Well, that was not the first time that I had to face such request. And each time, I had to lie to them saying that I would let them know if we needed any new teachers. I’m sure many school principals and management get similar requests frequently. And I’m sure many people in our country hold such view – that teaching is a way to keep oneself ‘engaged’ until you find a better or high paying job. It’s just to hang around for a time being.
Not surprisingly, my own mom holds such opinion – that teaching, especially in schools, is just a ‘time pass’ activity. In addition to that, she believes that teaching job is specifically made for females and housewives. In fact, she even believes that – kehi kaam garna sakiyena bhane, laast ma teaching kaam ta cha dai cha ni, if one cannot succeed in any other profession or business, or if one cannot find any other jobs – you still have teaching as the last option. I believe, many people in our society hold such view.
Teaching is easy.
Teaching is for females.
Teaching is not a profession – it is just a way to get engaged for a time being.

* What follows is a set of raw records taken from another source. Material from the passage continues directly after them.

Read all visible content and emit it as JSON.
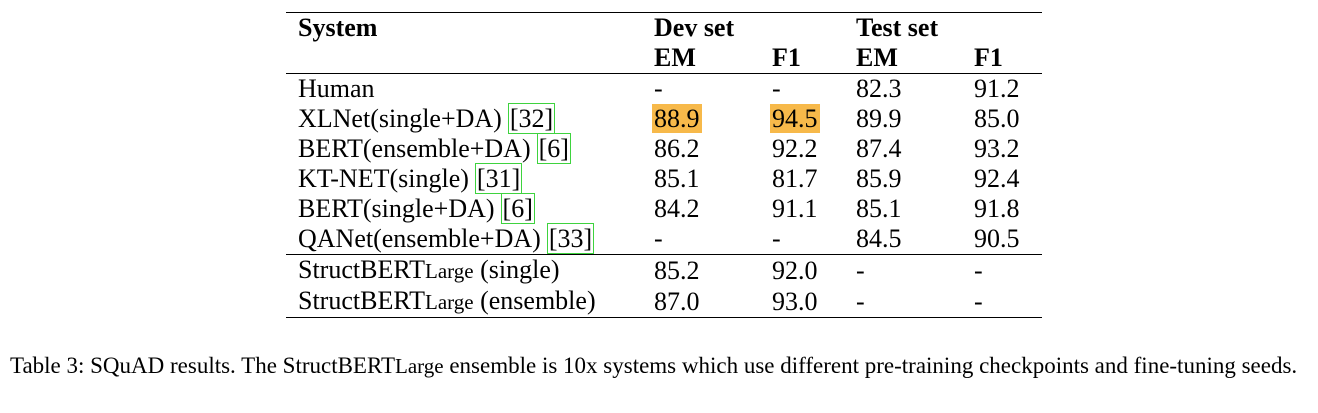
{
  "table": {
    "col_headers": {
      "system": "System",
      "dev_set": "Dev set",
      "test_set": "Test set",
      "dev_em": "EM",
      "dev_f1": "F1",
      "test_em": "EM",
      "test_f1": "F1"
    },
    "rows": [
      {
        "system": "Human",
        "dev_em": "-",
        "dev_f1": "-",
        "test_em": "82.3",
        "test_f1": "91.2"
      },
      {
        "system": "XLNet(single+DA)",
        "cite": "32",
        "dev_em": "88.9",
        "dev_f1": "94.5",
        "test_em": "89.9",
        "test_f1": "85.0"
      },
      {
        "system": "BERT(ensemble+DA)",
        "cite": "6",
        "dev_em": "86.2",
        "dev_f1": "92.2",
        "test_em": "87.4",
        "test_f1": "93.2"
      },
      {
        "system": "KT-NET(single)",
        "cite": "31",
        "dev_em": "85.1",
        "dev_f1": "81.7",
        "test_em": "85.9",
        "test_f1": "92.4"
      },
      {
        "system": "BERT(single+DA)",
        "cite": "6",
        "dev_em": "84.2",
        "dev_f1": "91.1",
        "test_em": "85.1",
        "test_f1": "91.8"
      },
      {
        "system": "QANet(ensemble+DA)",
        "cite": "33",
        "dev_em": "-",
        "dev_f1": "-",
        "test_em": "84.5",
        "test_f1": "90.5"
      }
    ],
    "ours": [
      {
        "system_main": "StructBERT",
        "system_sub": "Large",
        "system_rest": " (single)",
        "dev_em": "85.2",
        "dev_f1": "92.0",
        "test_em": "-",
        "test_f1": "-"
      },
      {
        "system_main": "StructBERT",
        "system_sub": "Large",
        "system_rest": " (ensemble)",
        "dev_em": "87.0",
        "dev_f1": "93.0",
        "test_em": "-",
        "test_f1": "-"
      }
    ],
    "highlight_color": "#f7b94a",
    "citation_box_color": "#3ed33e"
  },
  "caption": {
    "prefix": "Table 3: SQuAD results. The StructBERT",
    "sub": "Large",
    "rest": " ensemble is 10x systems which use different pre-training checkpoints and fine-tuning seeds."
  }
}
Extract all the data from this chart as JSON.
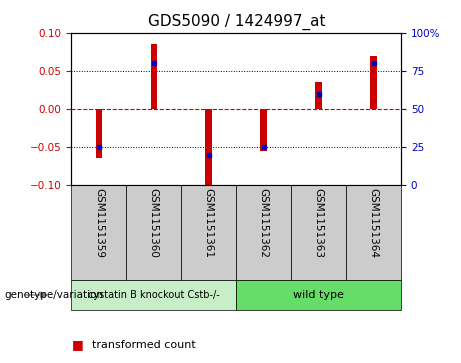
{
  "title": "GDS5090 / 1424997_at",
  "samples": [
    "GSM1151359",
    "GSM1151360",
    "GSM1151361",
    "GSM1151362",
    "GSM1151363",
    "GSM1151364"
  ],
  "red_values": [
    -0.065,
    0.085,
    -0.1,
    -0.055,
    0.035,
    0.07
  ],
  "blue_values": [
    25,
    80,
    20,
    25,
    60,
    80
  ],
  "ylim_left": [
    -0.1,
    0.1
  ],
  "ylim_right": [
    0,
    100
  ],
  "yticks_left": [
    -0.1,
    -0.05,
    0,
    0.05,
    0.1
  ],
  "yticks_right": [
    0,
    25,
    50,
    75,
    100
  ],
  "bar_color": "#cc0000",
  "dot_color": "#0000cc",
  "bar_width": 0.12,
  "title_fontsize": 11,
  "tick_fontsize": 7.5,
  "legend_fontsize": 8,
  "zero_line_color": "#cc0000",
  "grid_color": "#000000",
  "plot_bg_color": "#ffffff",
  "sample_bg_color": "#cccccc",
  "knockout_bg_color": "#c8eec8",
  "wildtype_bg_color": "#66dd66",
  "knockout_label": "cystatin B knockout Cstb-/-",
  "wildtype_label": "wild type",
  "genotype_label": "genotype/variation"
}
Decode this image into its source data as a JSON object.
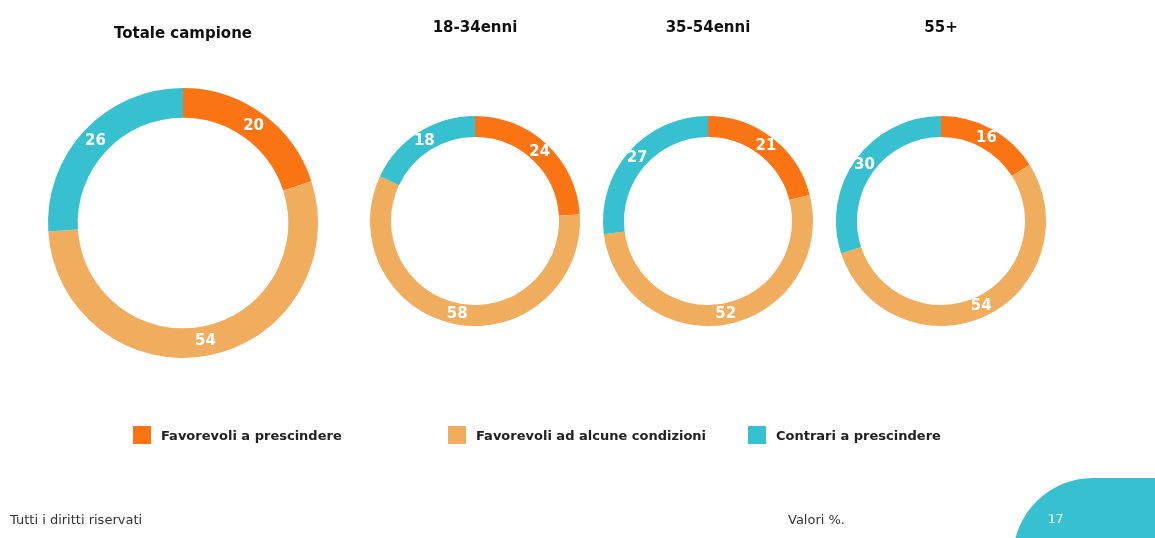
{
  "chart_data": [
    {
      "type": "donut",
      "title": "Totale campione",
      "categories": [
        "Favorevoli a prescindere",
        "Favorevoli ad alcune condizioni",
        "Contrari a prescindere"
      ],
      "values": [
        20,
        54,
        26
      ],
      "colors": [
        "#fa7414",
        "#f0ad5e",
        "#36c0d0"
      ],
      "data_labels": true,
      "legend": "bottom",
      "annotations": [
        "Tutti i diritti riservati",
        "Valori %.",
        "17"
      ]
    },
    {
      "type": "donut",
      "title": "18-34enni",
      "categories": [
        null,
        null,
        null
      ],
      "values": [
        24,
        58,
        18
      ],
      "colors": [
        "#fa7414",
        "#f0ad5e",
        "#36c0d0"
      ],
      "data_labels": true
    },
    {
      "type": "donut",
      "title": "35-54enni",
      "categories": [
        null,
        null,
        null
      ],
      "values": [
        21,
        52,
        27
      ],
      "colors": [
        "#fa7414",
        "#f0ad5e",
        "#36c0d0"
      ],
      "data_labels": true
    },
    {
      "type": "donut",
      "title": "55+",
      "categories": [
        null,
        null,
        null
      ],
      "values": [
        16,
        54,
        30
      ],
      "colors": [
        "#fa7414",
        "#f0ad5e",
        "#36c0d0"
      ],
      "data_labels": true
    }
  ]
}
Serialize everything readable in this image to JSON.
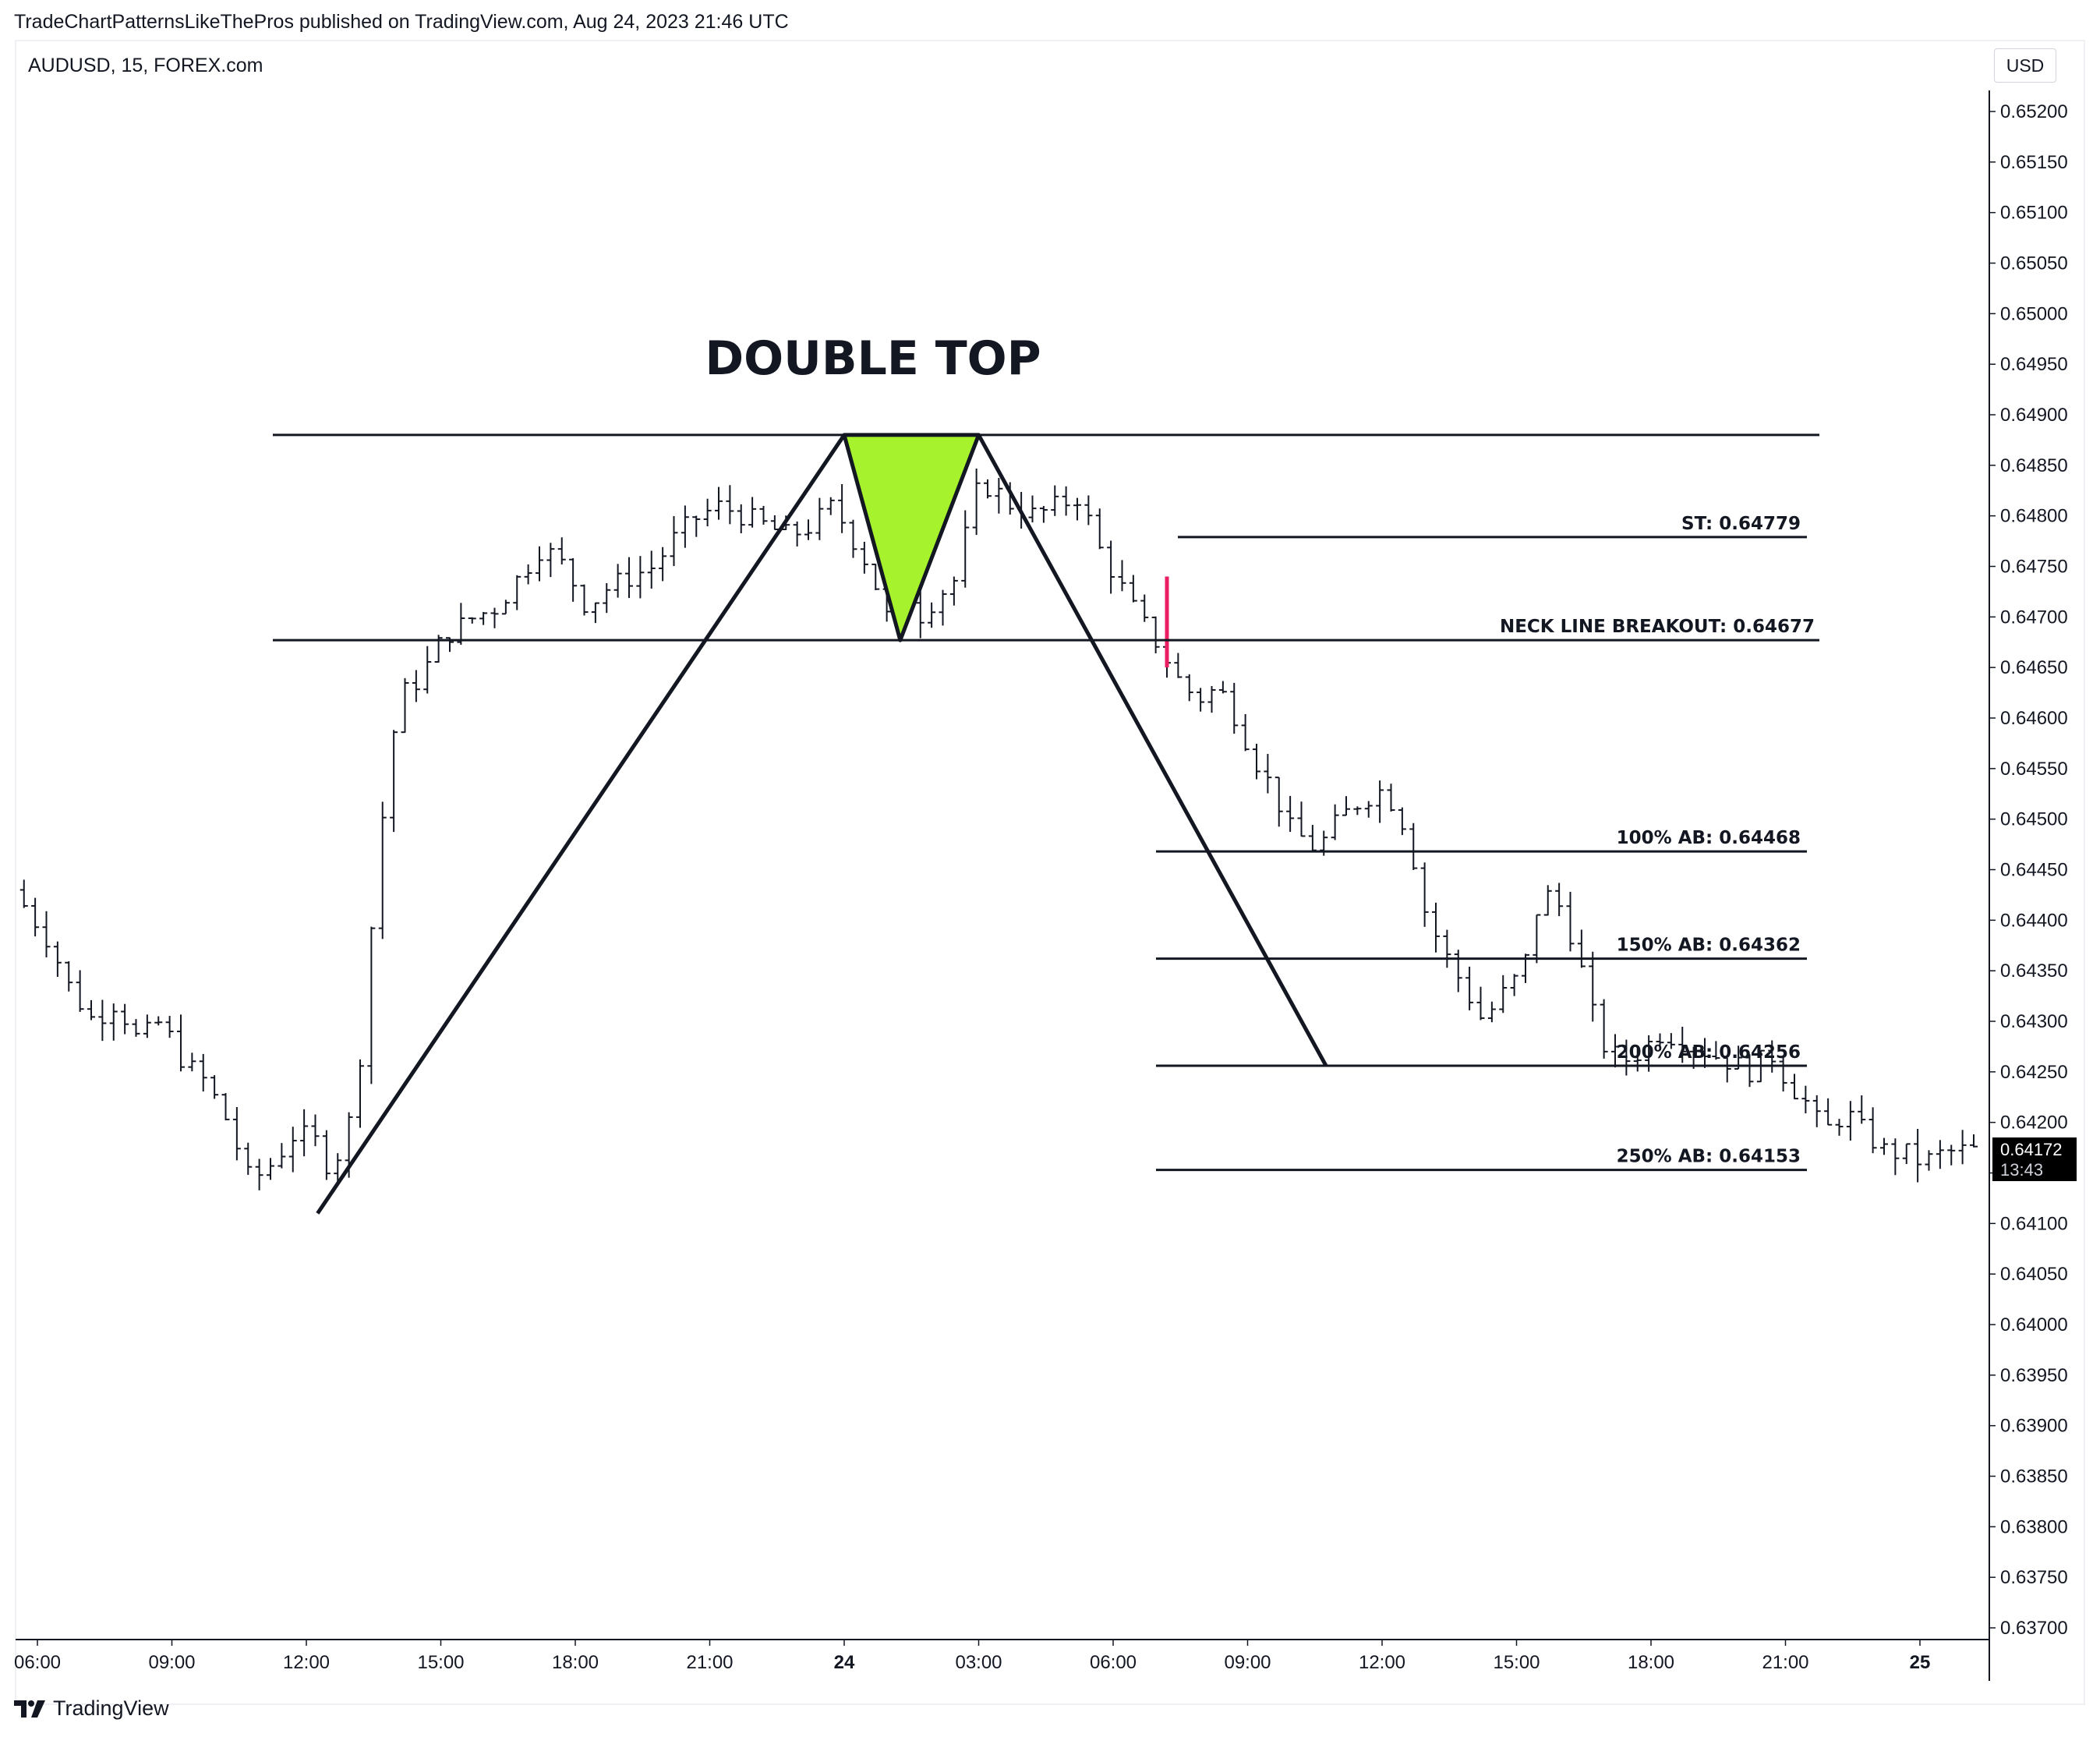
{
  "header": {
    "published_text": "TradeChartPatternsLikeThePros published on TradingView.com, Aug 24, 2023 21:46 UTC"
  },
  "symbol": {
    "title": "AUDUSD, 15, FOREX.com"
  },
  "currency": "USD",
  "footer": {
    "brand": "TradingView",
    "logo_icon": "tradingview-logo-icon"
  },
  "colors": {
    "candle": "#131722",
    "triangle_fill": "#a6f22c",
    "breakout_marker": "#e91e63",
    "badge_bg": "#000000"
  },
  "chart_data": {
    "type": "ohlc-bar",
    "title": "DOUBLE TOP",
    "x_ticks": [
      "06:00",
      "09:00",
      "12:00",
      "15:00",
      "18:00",
      "21:00",
      "24",
      "03:00",
      "06:00",
      "09:00",
      "12:00",
      "15:00",
      "18:00",
      "21:00",
      "25"
    ],
    "y_ticks": [
      "0.65200",
      "0.65150",
      "0.65100",
      "0.65050",
      "0.65000",
      "0.64950",
      "0.64900",
      "0.64850",
      "0.64800",
      "0.64750",
      "0.64700",
      "0.64650",
      "0.64600",
      "0.64550",
      "0.64500",
      "0.64450",
      "0.64400",
      "0.64350",
      "0.64300",
      "0.64250",
      "0.64200",
      "0.64150",
      "0.64100",
      "0.64050",
      "0.64000",
      "0.63950",
      "0.63900",
      "0.63850",
      "0.63800",
      "0.63750",
      "0.63700"
    ],
    "ylim": [
      0.6369,
      0.6523
    ],
    "levels": [
      {
        "label": "ST: 0.64779",
        "price": 0.64779
      },
      {
        "label": "NECK LINE BREAKOUT: 0.64677",
        "price": 0.64677
      },
      {
        "label": "100% AB: 0.64468",
        "price": 0.64468
      },
      {
        "label": "150% AB: 0.64362",
        "price": 0.64362
      },
      {
        "label": "200% AB: 0.64256",
        "price": 0.64256
      },
      {
        "label": "250% AB: 0.64153",
        "price": 0.64153
      }
    ],
    "top_line_price": 0.6488,
    "pattern_points": [
      {
        "time": "12:15",
        "price": 0.6411
      },
      {
        "time": "24 00:00",
        "price": 0.6488
      },
      {
        "time": "24 01:15",
        "price": 0.64677
      },
      {
        "time": "24 03:00",
        "price": 0.6488
      },
      {
        "time": "24 10:45",
        "price": 0.64256
      }
    ],
    "last_price": {
      "price": "0.64172",
      "countdown": "13:43"
    }
  }
}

But, are these claims all real? I have pondered over this issue and I guess these are the reasons for such perception.
The fact that any average person (male or female) with an average result in SLC or plus-2 can work as a teacher in Nepal has twisted this perception even more. These types of teachers working to ‘pass time’ and to save some pocket money – this is widespread in most of the private boarding schools, may be not that widespread in ‘big and rich’ private schools but definitely in small-budget private schools. In Nepal, one simply doesn’t need any teaching license or any teaching experience. In fact, this situation works out fine for the both sides: the schools can make the them work for really low salary and in return, they get what they want – a reason to get engaged for a time being and earn pocket money. Plus, a reason to easily get a certificate of experience. (In case of the government schools, I believe that only those with at least Bachelors in Education get appointed as teachers, hence it might be a different story in those schools.)
The other side of the coin:
Small-budget private schools have their own stories of compulsions and sacrifices. With a limited budget and a necessity to satisfy the requests of fee-paying parents, such schools are compelled to hire these types of teachers. And, when these teachers quit the job (mostly unannounced and in the middle of the session), the school can do absolutely nothing. The first reason, there’s hardly any system of a job contract. The second reason, when a teacher says he/she has been offered a better job and a better pay, the schools can’t hold them back, morally or legally. So, it’s back to the square one. A hunt for another teacher begins and the incessant cycle of hiring a new temporary teacher to finish the session continues.
In fact, according to a very experienced teacher-trainer that I know, over 80% of teachers in the private schools of Nepal are not career teachers. They are just hanging in the schools – either until they complete their studies, or they find another job or they need a job experience to apply for foreign countries. They may also be seeking job in another bigger and reputed school but with an increased pay. The remaining 20% are full time teachers and hardly 5% are true professional career teachers, he claims. I don’t know how authenticate his data is but judging by the opinions of the general people, the data might be a true story.
And thus, the perception that ‘teaching is an easy job’ persists in our society. But you can ask any teacher you meet. They might have joined the profession by choice or by chance, but I bet you they would never say that it’s an easy job.
So, who is responsible for this prevalent perception – the teachers, the schools, the parents, the policy makers?